The next routine didn’t have a good name, so we decided to name it either Countdown to Death or The Nuclear Option—it was like Al Gore, counting down to when he turns the key and destroys the human race via nuclear holocaust in order to save the environment. It started with 10 jump squats, and then holding Al Gore position for a 10 count, then nine jump squats, followed by holding Al Gore for a nine count, then eight, then, seven, etc. But, instead of ending with one, we, of course, ended with 10.

After this, we completed a much needed recovery lap, and though Tana at first questioned whether it was actual recovery, he quickly came to the conclusion that whatever came next would likely make the lap feel like recovery in comparison. And he was right.

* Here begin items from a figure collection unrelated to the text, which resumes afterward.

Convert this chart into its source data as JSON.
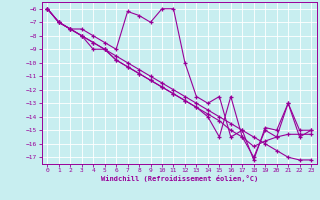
{
  "xlabel": "Windchill (Refroidissement éolien,°C)",
  "xlim": [
    -0.5,
    23.5
  ],
  "ylim": [
    -17.5,
    -5.5
  ],
  "yticks": [
    -6,
    -7,
    -8,
    -9,
    -10,
    -11,
    -12,
    -13,
    -14,
    -15,
    -16,
    -17
  ],
  "xticks": [
    0,
    1,
    2,
    3,
    4,
    5,
    6,
    7,
    8,
    9,
    10,
    11,
    12,
    13,
    14,
    15,
    16,
    17,
    18,
    19,
    20,
    21,
    22,
    23
  ],
  "bg_color": "#c8eef0",
  "line_color": "#990099",
  "grid_color": "#ffffff",
  "s1_x": [
    0,
    1,
    2,
    3,
    4,
    5,
    6,
    7,
    8,
    9,
    10,
    11,
    12,
    13,
    14,
    15,
    16,
    17,
    18,
    19,
    20,
    21,
    22,
    23
  ],
  "s1_y": [
    -6.0,
    -7.0,
    -7.5,
    -7.5,
    -8.0,
    -8.5,
    -9.0,
    -6.2,
    -6.5,
    -7.0,
    -6.0,
    -6.0,
    -10.0,
    -12.5,
    -13.0,
    -12.5,
    -15.5,
    -15.0,
    -17.2,
    -14.8,
    -15.0,
    -13.0,
    -15.0,
    -15.0
  ],
  "s2_x": [
    0,
    1,
    2,
    3,
    4,
    5,
    6,
    7,
    8,
    9,
    10,
    11,
    12,
    13,
    14,
    15,
    16,
    17,
    18,
    19,
    20,
    21,
    22,
    23
  ],
  "s2_y": [
    -6.0,
    -7.0,
    -7.5,
    -8.0,
    -8.5,
    -9.0,
    -9.5,
    -10.0,
    -10.5,
    -11.0,
    -11.5,
    -12.0,
    -12.5,
    -13.0,
    -13.5,
    -14.0,
    -14.5,
    -15.0,
    -15.5,
    -16.0,
    -16.5,
    -17.0,
    -17.2,
    -17.2
  ],
  "s3_x": [
    0,
    1,
    2,
    3,
    4,
    5,
    6,
    7,
    8,
    9,
    10,
    11,
    12,
    13,
    14,
    15,
    16,
    17,
    18,
    19,
    20,
    21,
    22,
    23
  ],
  "s3_y": [
    -6.0,
    -7.0,
    -7.5,
    -8.0,
    -8.5,
    -9.0,
    -9.8,
    -10.3,
    -10.8,
    -11.3,
    -11.8,
    -12.3,
    -12.8,
    -13.3,
    -13.8,
    -14.3,
    -15.0,
    -15.5,
    -16.2,
    -15.8,
    -15.5,
    -15.3,
    -15.3,
    -15.3
  ],
  "s4_x": [
    0,
    1,
    2,
    3,
    4,
    5,
    6,
    7,
    8,
    9,
    10,
    11,
    12,
    13,
    14,
    15,
    16,
    17,
    18,
    19,
    20,
    21,
    22,
    23
  ],
  "s4_y": [
    -6.0,
    -7.0,
    -7.5,
    -8.0,
    -9.0,
    -9.0,
    -9.8,
    -10.3,
    -10.8,
    -11.3,
    -11.8,
    -12.3,
    -12.8,
    -13.3,
    -14.0,
    -15.5,
    -12.5,
    -15.5,
    -17.0,
    -15.0,
    -15.5,
    -13.0,
    -15.5,
    -15.0
  ]
}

After the spaghetti-leg lap, it was time for The Motivator, a side, straddle hop routine used to burn out whatever legs and cardio you might have remaining. It starts with 10 regular SSH, then 10 half SSH, then 10 quarter SSH, then 10 hops with your feet together. Without stopping, you then do nine of each, then eight of each, then seven, etc., But, again, we ended with 10 instead of one because it’s F3.

We had 8 minutes left for Mary and rejoiced at the chance to lie down and get off our legs. We did: WWI sit-ups, Freddy’s, heels to heaven, crunchy frogs, slow flutters, slow penguins, and leg raises.
COT, and YHC forgot to pray (my bad, Tana!).

Though the question remains unanswered, two brave PAX got stronger this morning thanks to the Tanacity of the big man. T-claps! Thanks for the camaraderie this morning, bro! Your legs are now scientifically classified as beefy.